This project explored the effectiveness of intrinsic reward systems in reinforcement learning. I experimented with a hummingbird agent in a Unity virtual environment that was trained to collect nectar from flowers. The standard approach only rewards the agent for accomplishing the primary goal (an extrinsic reward system), but I hypothesized that providing additional rewards for behaviors that might lead to the goal could improve training efficiency and performance.
I implemented a virtual environment in Unity where a hummingbird agent navigated to collect nectar from flowers. The agent received observational inputs including its position and orientation in 3D space, as well as a vector between the tip of its beak and the closest flower's nectar hitbox. The baseline model used an extrinsic reward system, where the agent was only rewarded for successfully collecting nectar by positioning its beak inside a flower's nectar hitbox.

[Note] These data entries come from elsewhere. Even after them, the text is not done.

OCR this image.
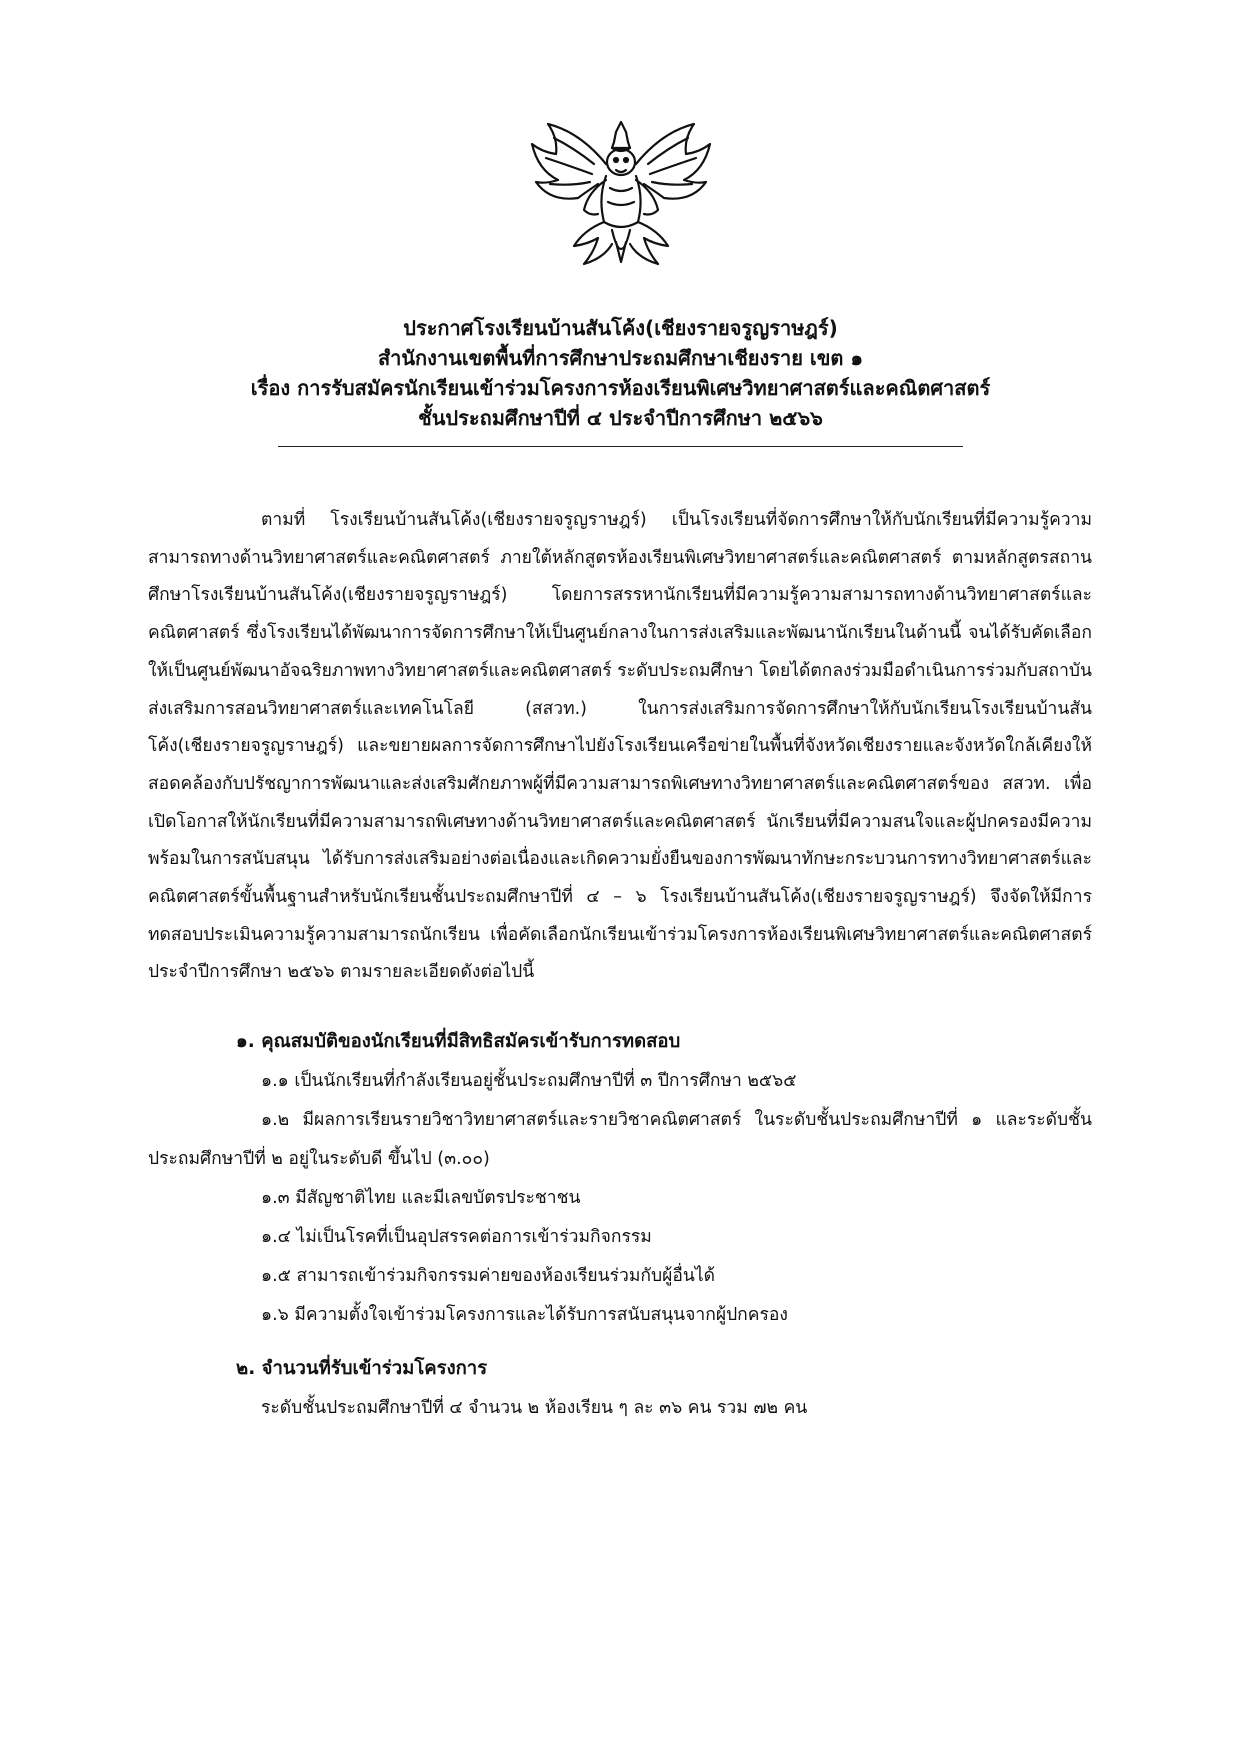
ประกาศโรงเรียนบ้านสันโค้ง(เชียงรายจรูญราษฎร์)
สำนักงานเขตพื้นที่การศึกษาประถมศึกษาเชียงราย เขต ๑
เรื่อง การรับสมัครนักเรียนเข้าร่วมโครงการห้องเรียนพิเศษวิทยาศาสตร์และคณิตศาสตร์
ชั้นประถมศึกษาปีที่ ๔ ประจำปีการศึกษา ๒๕๖๖

ตามที่ โรงเรียนบ้านสันโค้ง(เชียงรายจรูญราษฎร์) เป็นโรงเรียนที่จัดการศึกษาให้กับนักเรียนที่มีความรู้ความสามารถทางด้านวิทยาศาสตร์และคณิตศาสตร์ ภายใต้หลักสูตรห้องเรียนพิเศษวิทยาศาสตร์และคณิตศาสตร์ ตามหลักสูตรสถานศึกษาโรงเรียนบ้านสันโค้ง(เชียงรายจรูญราษฎร์) โดยการสรรหานักเรียนที่มีความรู้ความสามารถทางด้านวิทยาศาสตร์และคณิตศาสตร์ ซึ่งโรงเรียนได้พัฒนาการจัดการศึกษาให้เป็นศูนย์กลางในการส่งเสริมและพัฒนานักเรียนในด้านนี้ จนได้รับคัดเลือกให้เป็นศูนย์พัฒนาอัจฉริยภาพทางวิทยาศาสตร์และคณิตศาสตร์ ระดับประถมศึกษา โดยได้ตกลงร่วมมือดำเนินการร่วมกับสถาบันส่งเสริมการสอนวิทยาศาสตร์และเทคโนโลยี (สสวท.) ในการส่งเสริมการจัดการศึกษาให้กับนักเรียนโรงเรียนบ้านสันโค้ง(เชียงรายจรูญราษฎร์) และขยายผลการจัดการศึกษาไปยังโรงเรียนเครือข่ายในพื้นที่จังหวัดเชียงรายและจังหวัดใกล้เคียงให้สอดคล้องกับปรัชญาการพัฒนาและส่งเสริมศักยภาพผู้ที่มีความสามารถพิเศษทางวิทยาศาสตร์และคณิตศาสตร์ของ สสวท. เพื่อเปิดโอกาสให้นักเรียนที่มีความสามารถพิเศษทางด้านวิทยาศาสตร์และคณิตศาสตร์ นักเรียนที่มีความสนใจและผู้ปกครองมีความพร้อมในการสนับสนุน ได้รับการส่งเสริมอย่างต่อเนื่องและเกิดความยั่งยืนของการพัฒนาทักษะกระบวนการทางวิทยาศาสตร์และคณิตศาสตร์ขั้นพื้นฐานสำหรับนักเรียนชั้นประถมศึกษาปีที่ ๔ – ๖ โรงเรียนบ้านสันโค้ง(เชียงรายจรูญราษฎร์) จึงจัดให้มีการทดสอบประเมินความรู้ความสามารถนักเรียน เพื่อคัดเลือกนักเรียนเข้าร่วมโครงการห้องเรียนพิเศษวิทยาศาสตร์และคณิตศาสตร์ ประจำปีการศึกษา ๒๕๖๖ ตามรายละเอียดดังต่อไปนี้

๑. คุณสมบัติของนักเรียนที่มีสิทธิสมัครเข้ารับการทดสอบ

๑.๑ เป็นนักเรียนที่กำลังเรียนอยู่ชั้นประถมศึกษาปีที่ ๓ ปีการศึกษา ๒๕๖๕

๑.๒ มีผลการเรียนรายวิชาวิทยาศาสตร์และรายวิชาคณิตศาสตร์ ในระดับชั้นประถมศึกษาปีที่ ๑ และระดับชั้นประถมศึกษาปีที่ ๒ อยู่ในระดับดี ขึ้นไป (๓.๐๐)

๑.๓ มีสัญชาติไทย และมีเลขบัตรประชาชน

๑.๔ ไม่เป็นโรคที่เป็นอุปสรรคต่อการเข้าร่วมกิจกรรม

๑.๕ สามารถเข้าร่วมกิจกรรมค่ายของห้องเรียนร่วมกับผู้อื่นได้

๑.๖ มีความตั้งใจเข้าร่วมโครงการและได้รับการสนับสนุนจากผู้ปกครอง

๒. จำนวนที่รับเข้าร่วมโครงการ

ระดับชั้นประถมศึกษาปีที่ ๔ จำนวน ๒ ห้องเรียน ๆ ละ ๓๖ คน รวม ๗๒ คน
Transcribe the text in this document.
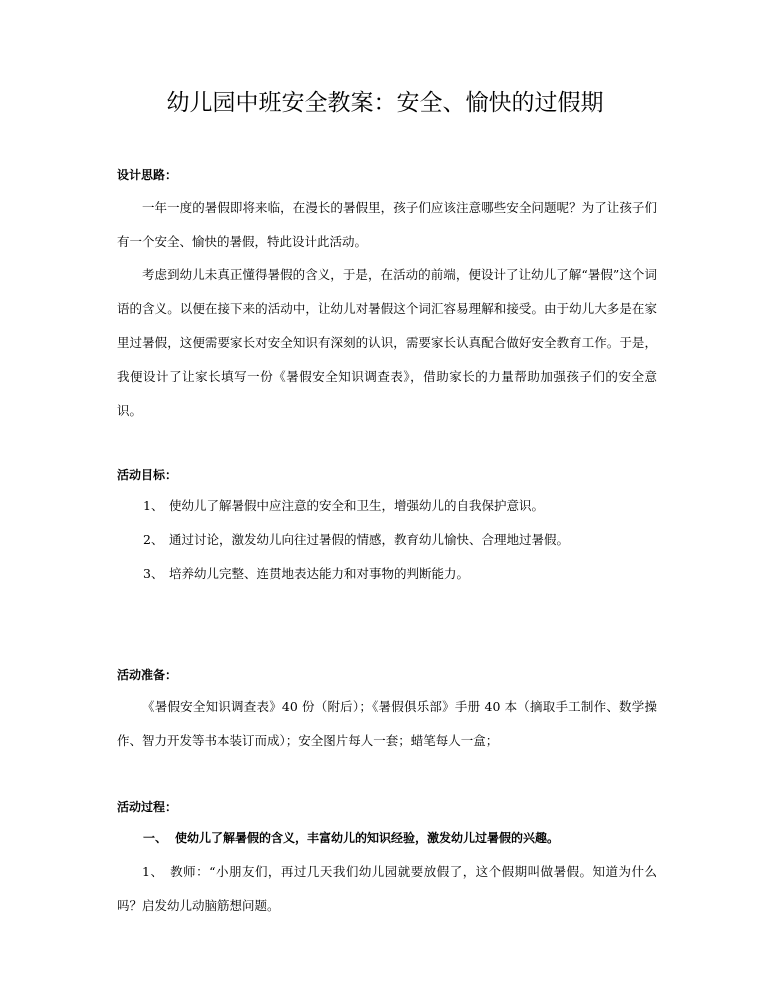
幼儿园中班安全教案：安全、愉快的过假期
设计思路：
一年一度的暑假即将来临，在漫长的暑假里，孩子们应该注意哪些安全问题呢？为了让孩子们有一个安全、愉快的暑假，特此设计此活动。
考虑到幼儿未真正懂得暑假的含义，于是，在活动的前端，便设计了让幼儿了解“暑假”这个词语的含义。以便在接下来的活动中，让幼儿对暑假这个词汇容易理解和接受。由于幼儿大多是在家里过暑假，这便需要家长对安全知识有深刻的认识，需要家长认真配合做好安全教育工作。于是，我便设计了让家长填写一份《暑假安全知识调查表》，借助家长的力量帮助加强孩子们的安全意识。
活动目标：
1、 使幼儿了解暑假中应注意的安全和卫生，增强幼儿的自我保护意识。
2、 通过讨论，激发幼儿向往过暑假的情感，教育幼儿愉快、合理地过暑假。
3、 培养幼儿完整、连贯地表达能力和对事物的判断能力。
活动准备：
《暑假安全知识调查表》40 份（附后）；《暑假俱乐部》手册 40 本（摘取手工制作、数学操作、智力开发等书本装订而成）；安全图片每人一套；蜡笔每人一盒；
活动过程：
一、 使幼儿了解暑假的含义，丰富幼儿的知识经验，激发幼儿过暑假的兴趣。
1、　教师：“小朋友们，再过几天我们幼儿园就要放假了，这个假期叫做暑假。知道为什么吗？启发幼儿动脑筋想问题。
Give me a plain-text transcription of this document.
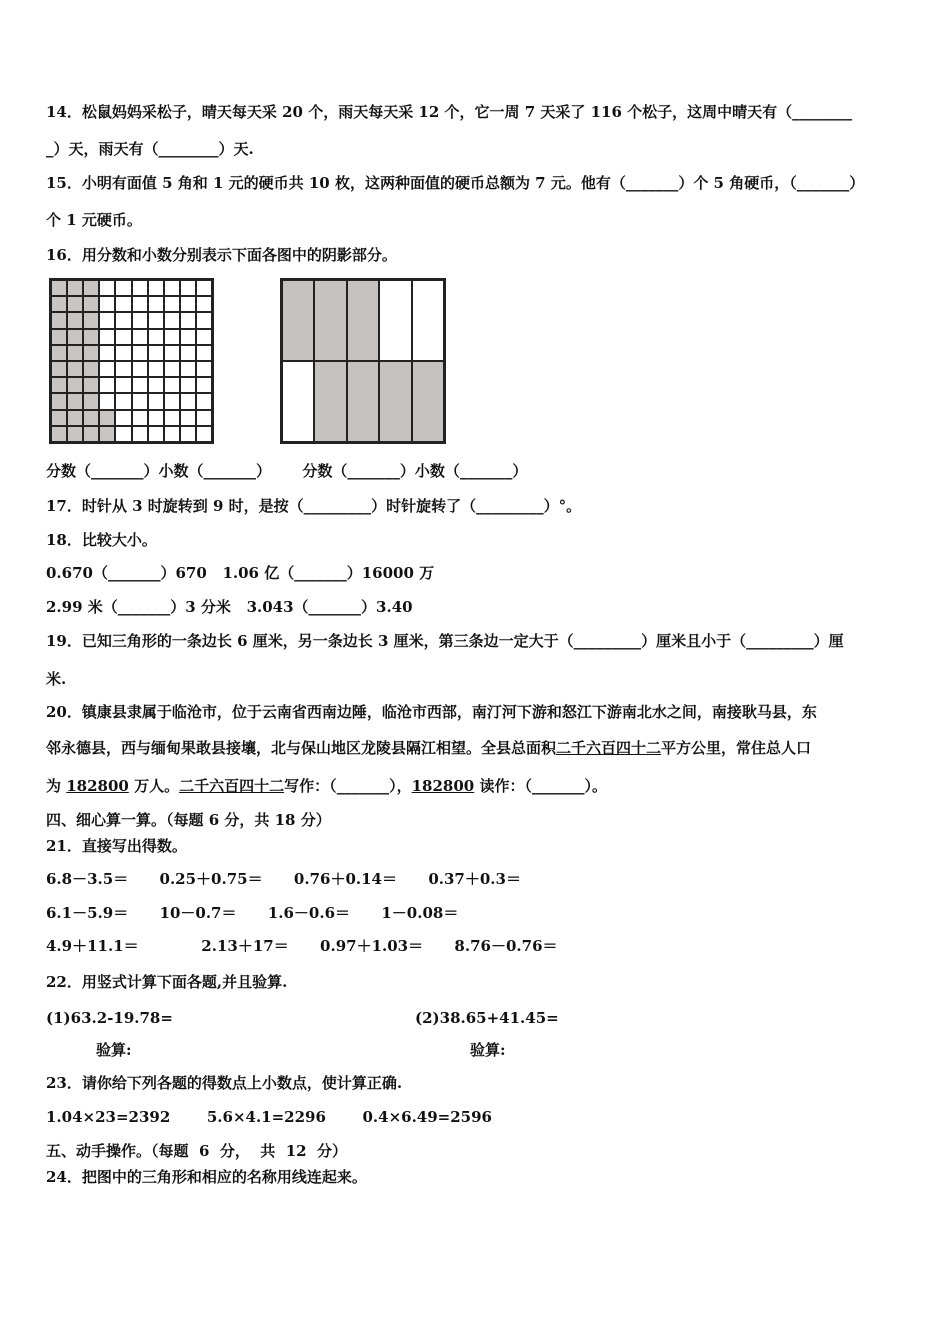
14．松鼠妈妈采松子，晴天每天采 20 个，雨天每天采 12 个，它一周 7 天采了 116 个松子，这周中晴天有（________
_）天，雨天有（________）天.
15．小明有面值 5 角和 1 元的硬币共 10 枚，这两种面值的硬币总额为 7 元。他有（_______）个 5 角硬币，（_______）
个 1 元硬币。
16．用分数和小数分别表示下面各图中的阴影部分。
分数（_______）小数（_______）      分数（_______）小数（_______）
17．时针从 3 时旋转到 9 时，是按（_________）时针旋转了（_________）°。
18．比较大小。
0.670（_______）670   1.06 亿（_______）16000 万
2.99 米（_______）3 分米   3.043（_______）3.40
19．已知三角形的一条边长 6 厘米，另一条边长 3 厘米，第三条边一定大于（_________）厘米且小于（_________）厘
米.
20．镇康县隶属于临沧市，位于云南省西南边陲，临沧市西部，南汀河下游和怒江下游南北水之间，南接耿马县，东
邻永德县，西与缅甸果敢县接壤，北与保山地区龙陵县隔江相望。全县总面积二千六百四十二平方公里，常住总人口
为 182800 万人。二千六百四十二写作：（_______），182800 读作：（_______）。
四、细心算一算。（每题 6 分，共 18 分）
21．直接写出得数。
6.8－3.5＝      0.25＋0.75＝      0.76＋0.14＝      0.37＋0.3＝
6.1－5.9＝      10－0.7＝      1.6－0.6＝      1－0.08＝
4.9＋11.1＝            2.13＋17＝      0.97＋1.03＝      8.76－0.76＝
22．用竖式计算下面各题,并且验算.
(1)63.2-19.78=	(2)38.65+41.45=
验算:	验算:
23．请你给下列各题的得数点上小数点，使计算正确.
1.04×23=2392       5.6×4.1=2296       0.4×6.49=2596
五、动手操作。（每题  6  分，  共  12  分）
24．把图中的三角形和相应的名称用线连起来。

I designed a novel location-based intrinsic reward system that supplemented the primary goal with additional rewards for productive exploration. This involved creating triangular prism-shaped triggers arranged in a circular "pizza slice" pattern at the same Z-level as the flowers. When the agent entered these trigger zones, it received a small reward, and the trigger was then disabled for the remainder of that training episode.
The key innovation was rewarding the agent for exploring the Z-level where flowers were located, even before directly interacting with the flowers themselves. This encouraged the agent to stay in productive areas and explore within those areas, potentially discovering more efficient paths to nectar collection.
I trained both the standard extrinsic-only reward model and the enhanced intrinsic+extrinsic reward model using the Unity ML-Agents framework with a Python backend. The training process was managed through an Anaconda environment, and a custom configuration file specified the neural network architecture and hyperparameters. TensorBoard was used to visualize and compare performance metrics between the two approaches over time.
The location-based intrinsic reward system demonstrated faster convergence to optimal behavior compared to the standard extrinsic-only reward approach. Agents trained with the combined reward system showed more efficient exploration patterns, spending more time in areas with potential rewards and less time in unproductive regions. This project highlights the importance of reward shaping in reinforcement learning and demonstrates how well-designed intrinsic rewards can guide agents toward desirable behaviors even before they achieve the primary goal.